The first check protector was introduced in 1870. The best known check protectors in the early 1900s had the brand name Protectograph (the Todd Company, Rochester, NY). Other well known manufacturers in the industry were F & E Hedman and the Paymaster Company (both out of Chicago, IL)
The person preparing a check positions the check in the check writer so its print-heads are centered over the field on the check where the amount of the check would otherwise be written out in words. Using a series of levers or buttons on the checkwriter's control panel, the operator enters the monetary amount of the check. This amount is then printed onto the check by the operator pulling a lever on the side of the unit (or by pressing a button on electric units). This brings the print-heads down upon a wide inked (usually multicolor) ribbon through which they print the selected amount on the check, with a prefix and suffix to prevent a fraudster from adding extra digits. Entering $6,762.64, for example, will produce text reading "TheSum6762dol's64cts".
There is a series of (usually) horizontal indentations on a pressure bar brought up underneath the check during this process, which matches similar indentations on the print-heads. This embosses the numeric amount through the paper of the check form, strongly discouraging any attempt to alter or raise this amount.
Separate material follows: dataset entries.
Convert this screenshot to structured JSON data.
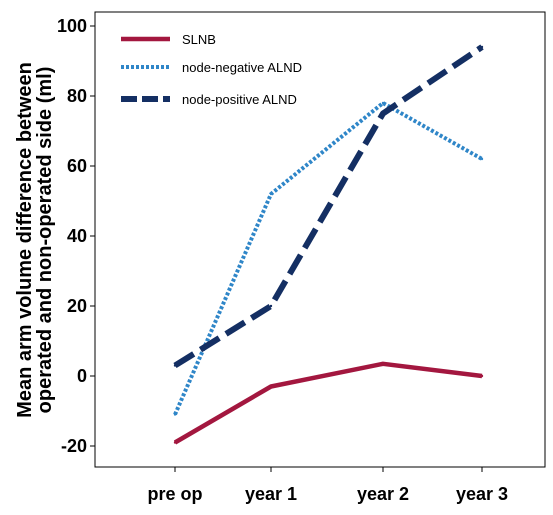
{
  "chart_data": {
    "type": "line",
    "categories": [
      "pre op",
      "year 1",
      "year 2",
      "year 3"
    ],
    "series": [
      {
        "name": "SLNB",
        "values": [
          -19,
          -3,
          3.5,
          0
        ],
        "color": "#a3173f",
        "style": "solid"
      },
      {
        "name": "node-negative ALND",
        "values": [
          -11,
          52,
          78,
          62
        ],
        "color": "#2f86c8",
        "style": "dotted"
      },
      {
        "name": "node-positive ALND",
        "values": [
          3,
          20,
          75,
          94
        ],
        "color": "#142f63",
        "style": "dashed"
      }
    ],
    "ylabel_lines": [
      "Mean arm volume difference between",
      "operated and non-operated side (ml)"
    ],
    "xlabel": "",
    "yticks": [
      -20,
      0,
      20,
      40,
      60,
      80,
      100
    ],
    "ylim": [
      -26,
      104
    ],
    "grid": false,
    "legend": {
      "position": "top-left"
    }
  }
}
Because physical check writers and ribbon writers are now considered antique, businesses that still need this check protection technology such as a business, or organization which regularly prepares remittances by issuing high-amount checks can use a physical check writing device. Financial institutions regularly use them to prepare cashier's checks, and they are also used by issuers of money orders such as the United States Postal Service. Newer versions are electronic, but many are still made by PayMaster.
CheckWriter is business software used to accept payments from customers, patients, members or subscribers. Unlike a physical device, the software facilitates check draft demand draft technology, and Check 21 Act regulations to emulate the check writer.
The software prints a physical draft of a customer's checks that a business can then deposit into any U.S. bank the same day. The software has been in circulation since 1996 and operates on a Microsoft Windows PC platform.
Uses for CheckWriter software include bill payment acceptance by phone for insurance companies, hospitals, collections agencies, medical professionals, utilities, loan providers, telemarketers, and almost any other industry that needs to take check payments from customers.